Fredrick W. HARMS, Petitioner,
v.
DEPARTMENT OF JUSTICE, Respondent.

No. 87-3345.

United States Court of Appeals, Federal Circuit.

Oct. 23, 1987.

Unpublished Disposition
NOTICE: Federal Circuit Local Rule 47.8(b) states that opinions and orders which are designated as not citable as precedent shall not be employed or cited as precedent. This does not preclude assertion of issues of claim preclusion, issue preclusion, judicial estoppel, law of the case or the like based on a decision of the Court rendered in a nonprecedential opinion or order.

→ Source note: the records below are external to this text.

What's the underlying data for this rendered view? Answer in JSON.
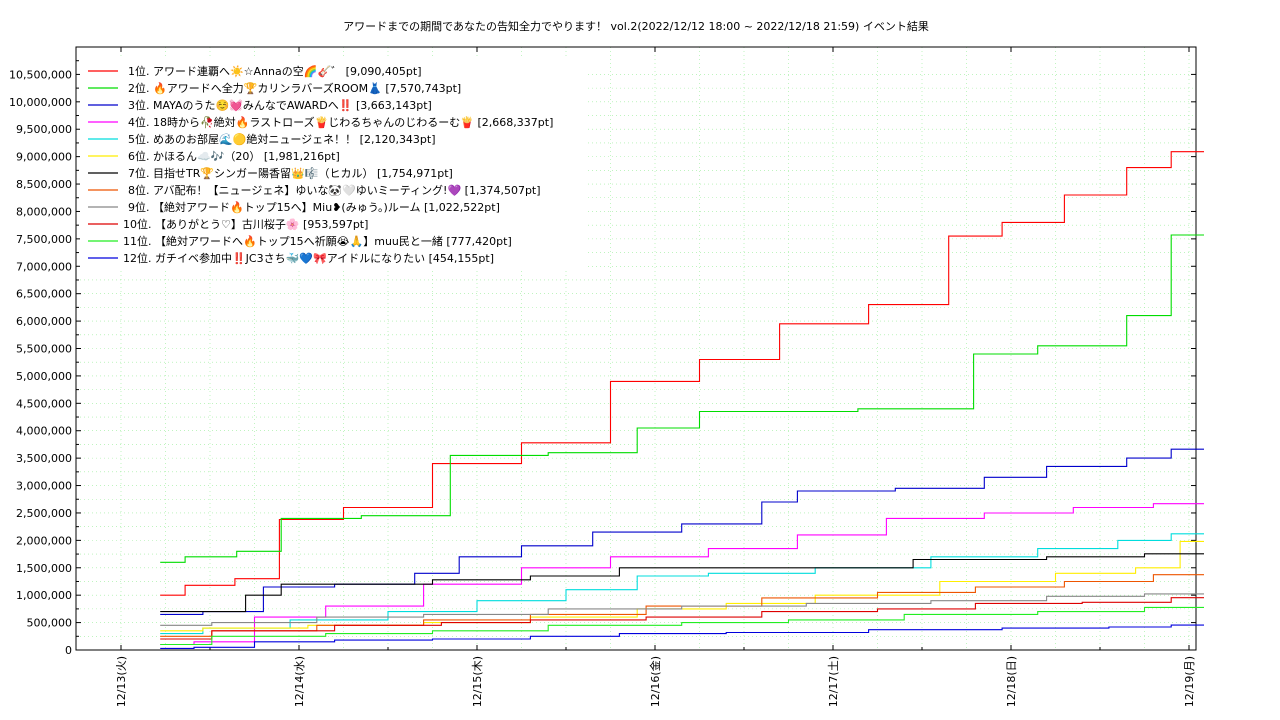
{
  "chart_data": {
    "type": "line",
    "title": "アワードまでの期間であなたの告知全力でやります！ vol.2(2022/12/12 18:00 ~ 2022/12/18 21:59)          イベント結果",
    "xlabel": "",
    "ylabel": "",
    "ylim": [
      0,
      11000000
    ],
    "xlim": [
      "2022-12-13 00:00",
      "2022-12-19 00:00"
    ],
    "grid": true,
    "legend_position": "top-left",
    "y_ticks": [
      "0",
      "500,000",
      "1,000,000",
      "1,500,000",
      "2,000,000",
      "2,500,000",
      "3,000,000",
      "3,500,000",
      "4,000,000",
      "4,500,000",
      "5,000,000",
      "5,500,000",
      "6,000,000",
      "6,500,000",
      "7,000,000",
      "7,500,000",
      "8,000,000",
      "8,500,000",
      "9,000,000",
      "9,500,000",
      "10,000,000",
      "10,500,000"
    ],
    "x_ticks": [
      "12/13(火)",
      "12/14(水)",
      "12/15(木)",
      "12/16(金)",
      "12/17(土)",
      "12/18(日)",
      "12/19(月)"
    ],
    "series": [
      {
        "legend": "1位. アワード連覇へ☀️☆Annaの空🌈🎸゛ [9,090,405pt]",
        "color": "#ff0000",
        "points": [
          [
            1.22,
            1000000
          ],
          [
            1.5,
            1180000
          ],
          [
            1.78,
            1300000
          ],
          [
            2.0,
            2380000
          ],
          [
            2.5,
            2600000
          ],
          [
            3.0,
            3400000
          ],
          [
            3.5,
            3780000
          ],
          [
            4.0,
            4900000
          ],
          [
            4.5,
            5300000
          ],
          [
            4.9,
            5950000
          ],
          [
            5.5,
            6300000
          ],
          [
            5.8,
            7550000
          ],
          [
            6.1,
            7800000
          ],
          [
            6.5,
            8300000
          ],
          [
            6.8,
            8800000
          ],
          [
            7.0,
            9090405
          ]
        ]
      },
      {
        "legend": "2位. 🔥アワードへ全力🏆カリンラバーズROOM👗 [7,570,743pt]",
        "color": "#00dd00",
        "points": [
          [
            1.22,
            1600000
          ],
          [
            1.5,
            1700000
          ],
          [
            1.8,
            1800000
          ],
          [
            2.0,
            2400000
          ],
          [
            2.7,
            2450000
          ],
          [
            3.0,
            3550000
          ],
          [
            3.8,
            3600000
          ],
          [
            4.0,
            4050000
          ],
          [
            4.5,
            4350000
          ],
          [
            5.78,
            4400000
          ],
          [
            5.8,
            5400000
          ],
          [
            6.5,
            5550000
          ],
          [
            6.8,
            6100000
          ],
          [
            7.0,
            7570743
          ]
        ]
      },
      {
        "legend": "3位. MAYAのうた☺️💓みんなでAWARDへ‼️ [3,663,143pt]",
        "color": "#0000cc",
        "points": [
          [
            1.22,
            650000
          ],
          [
            1.7,
            700000
          ],
          [
            1.9,
            1150000
          ],
          [
            2.5,
            1200000
          ],
          [
            2.8,
            1400000
          ],
          [
            3.0,
            1700000
          ],
          [
            3.5,
            1900000
          ],
          [
            3.8,
            2150000
          ],
          [
            4.5,
            2300000
          ],
          [
            4.7,
            2700000
          ],
          [
            4.9,
            2900000
          ],
          [
            5.8,
            2950000
          ],
          [
            5.9,
            3150000
          ],
          [
            6.5,
            3350000
          ],
          [
            6.8,
            3500000
          ],
          [
            7.0,
            3663143
          ]
        ]
      },
      {
        "legend": "4位. 18時から🥀絶対🔥ラストローズ🍟じわるちゃんのじわるーむ🍟 [2,668,337pt]",
        "color": "#ff00ff",
        "points": [
          [
            1.22,
            100000
          ],
          [
            1.6,
            150000
          ],
          [
            1.9,
            600000
          ],
          [
            2.4,
            800000
          ],
          [
            3.0,
            1200000
          ],
          [
            3.5,
            1500000
          ],
          [
            4.0,
            1700000
          ],
          [
            4.6,
            1850000
          ],
          [
            5.0,
            2100000
          ],
          [
            5.6,
            2400000
          ],
          [
            6.1,
            2500000
          ],
          [
            6.6,
            2600000
          ],
          [
            7.0,
            2668337
          ]
        ]
      },
      {
        "legend": "5位. めあのお部屋🌊🟡絶対ニュージェネ！！ [2,120,343pt]",
        "color": "#00dddd",
        "points": [
          [
            1.22,
            300000
          ],
          [
            1.7,
            400000
          ],
          [
            2.2,
            550000
          ],
          [
            2.8,
            700000
          ],
          [
            3.2,
            900000
          ],
          [
            3.8,
            1100000
          ],
          [
            4.0,
            1350000
          ],
          [
            4.6,
            1400000
          ],
          [
            5.2,
            1500000
          ],
          [
            5.9,
            1700000
          ],
          [
            6.4,
            1850000
          ],
          [
            6.8,
            2000000
          ],
          [
            7.0,
            2120343
          ]
        ]
      },
      {
        "legend": "6位. かほるん☁️🎶（20） [1,981,216pt]",
        "color": "#ffee00",
        "points": [
          [
            1.22,
            350000
          ],
          [
            1.7,
            400000
          ],
          [
            2.4,
            450000
          ],
          [
            3.0,
            500000
          ],
          [
            3.6,
            600000
          ],
          [
            4.2,
            750000
          ],
          [
            4.6,
            850000
          ],
          [
            5.2,
            1000000
          ],
          [
            6.0,
            1250000
          ],
          [
            6.5,
            1400000
          ],
          [
            6.9,
            1500000
          ],
          [
            7.0,
            1981216
          ]
        ]
      },
      {
        "legend": "7位. 目指せTR🏆シンガー陽香留👑🎼（ヒカル） [1,754,971pt]",
        "color": "#000000",
        "points": [
          [
            1.22,
            700000
          ],
          [
            1.6,
            700000
          ],
          [
            1.8,
            1000000
          ],
          [
            2.0,
            1200000
          ],
          [
            2.5,
            1200000
          ],
          [
            3.0,
            1280000
          ],
          [
            3.6,
            1350000
          ],
          [
            4.0,
            1500000
          ],
          [
            5.0,
            1500000
          ],
          [
            5.9,
            1650000
          ],
          [
            6.5,
            1700000
          ],
          [
            7.0,
            1754971
          ]
        ]
      },
      {
        "legend": "8位. アバ配布！【ニュージェネ】ゆいな🐼🤍ゆいミーティング!💜 [1,374,507pt]",
        "color": "#ee5500",
        "points": [
          [
            1.22,
            250000
          ],
          [
            1.8,
            350000
          ],
          [
            2.4,
            450000
          ],
          [
            3.0,
            550000
          ],
          [
            3.6,
            650000
          ],
          [
            4.3,
            800000
          ],
          [
            4.9,
            950000
          ],
          [
            5.6,
            1050000
          ],
          [
            6.0,
            1150000
          ],
          [
            6.6,
            1250000
          ],
          [
            7.0,
            1374507
          ]
        ]
      },
      {
        "legend": "9位. 【絶対アワード🔥トップ15へ】Miu❥(みゅう。)ルーム [1,022,522pt]",
        "color": "#888888",
        "points": [
          [
            1.22,
            450000
          ],
          [
            1.8,
            500000
          ],
          [
            2.4,
            600000
          ],
          [
            3.0,
            650000
          ],
          [
            3.8,
            750000
          ],
          [
            4.5,
            800000
          ],
          [
            5.2,
            850000
          ],
          [
            5.9,
            900000
          ],
          [
            6.5,
            980000
          ],
          [
            7.0,
            1022522
          ]
        ]
      },
      {
        "legend": "10位. 【ありがとう♡】古川桜子🌸 [953,597pt]",
        "color": "#dd0000",
        "points": [
          [
            1.22,
            200000
          ],
          [
            1.8,
            350000
          ],
          [
            2.6,
            450000
          ],
          [
            3.0,
            500000
          ],
          [
            3.6,
            550000
          ],
          [
            4.3,
            600000
          ],
          [
            4.9,
            700000
          ],
          [
            5.6,
            750000
          ],
          [
            6.0,
            850000
          ],
          [
            6.8,
            870000
          ],
          [
            7.0,
            953597
          ]
        ]
      },
      {
        "legend": "11位. 【絶対アワードへ🔥トップ15へ祈願😭🙏】muu民と一緒 [777,420pt]",
        "color": "#22ee22",
        "points": [
          [
            1.22,
            100000
          ],
          [
            1.8,
            250000
          ],
          [
            2.5,
            300000
          ],
          [
            3.0,
            350000
          ],
          [
            3.8,
            450000
          ],
          [
            4.5,
            500000
          ],
          [
            5.0,
            550000
          ],
          [
            5.8,
            650000
          ],
          [
            6.5,
            700000
          ],
          [
            7.0,
            777420
          ]
        ]
      },
      {
        "legend": "12位. ガチイベ参加中‼️JC3さち🐳💙🎀アイドルになりたい [454,155pt]",
        "color": "#0000dd",
        "points": [
          [
            1.22,
            30000
          ],
          [
            1.6,
            50000
          ],
          [
            1.9,
            150000
          ],
          [
            2.5,
            180000
          ],
          [
            3.0,
            200000
          ],
          [
            3.6,
            250000
          ],
          [
            4.0,
            300000
          ],
          [
            4.8,
            320000
          ],
          [
            5.6,
            370000
          ],
          [
            6.3,
            400000
          ],
          [
            6.8,
            420000
          ],
          [
            7.0,
            454155
          ]
        ]
      }
    ]
  }
}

Before MARKEY, Chief Judge, RICH and MAYER, Circuit Judges.

RICH, Circuit Judge.

DECISION

1

The decision of the Merit Systems Protection Board (board) in No. SL04328510234, sustaining the removal of the petitioner, Fredrick W. Harms, from his position as a Special Agent with the Federal Bureau of Investigation (FBI) for unacceptable performance, is affirmed.

OPINION

2

Harms argues that the board and the FBI made numerous errors at the hearing and in the termination process which effectively denied him due process and a fair and impartial hearing. We have considered each of these arguments and find them to be without merit.

3

In particular, Harms argues that the notice of proposed removal failed to comply with 5 USC 4303(b)(1)(A)(i) because it did not contain specific instances of nonperformance. The notice did, however, refer to Harms's unacceptable performance appraisal report (PAR) which identified numerous examples of his deficient performance under three critical elements of his job. The presiding official found that Harms had actual notice of the specific deficiencies relied on by the FBI and that he had responded to them. We agree that the reference to the detailed PAR documents sufficiently identified the instances of nonperformance on which the FBI based its action and any procedural irregularity was harmless error.

4

Harms also argues that the FBI withheld documents or provided them in such form as to make them unintelligible. Furthermore, he says that he only received key personnel documents because he filed a request under the Freedom of Information Act (FOIA).

5

The FBI initially objected to production of all of the investigative files requested by Harms (approximately 2500 pages), but eventually produced them under order of the presiding official. Portions of the files, however, were either blacked out or deleted entirely. After the initial decision, the full board remanded with instructions that the FBI's "sanitizing" of the files had hurt Harms's ability to present his case. The FBI then gave Harms a substantial amount of additional information, withholding only informant or classified information.

6

Harms has not shown that the delay in providing the information or the limited deletions remaining in the files prejudiced his ability to present his case to the board. Nor has he shown that it was "inexcusable and grievous" error for the FBI to provide documents via the FOIA mechanism. Harms began filing his requests in October, 1984, before his PAR was complete. The FBI gave Harms a copy of the PAR and the addendum in November, 1984, months in advance of the hearing or even the proposed removal. We cannot see how his use of the FOIA to obtain documents prejudiced his case or is even relevant.

7

The remainder of Harms's arguments regarding personal animosity and the like are no more than disagreement with the presiding official's factual findings which are supported by substantial evidence. Accordingly, we affirm the board's decision because it was not arbitrary, capricious, an abuse of discretion, unsupported by substantial evidence, or otherwise not in accordance with law. See 5 USC 7703(c).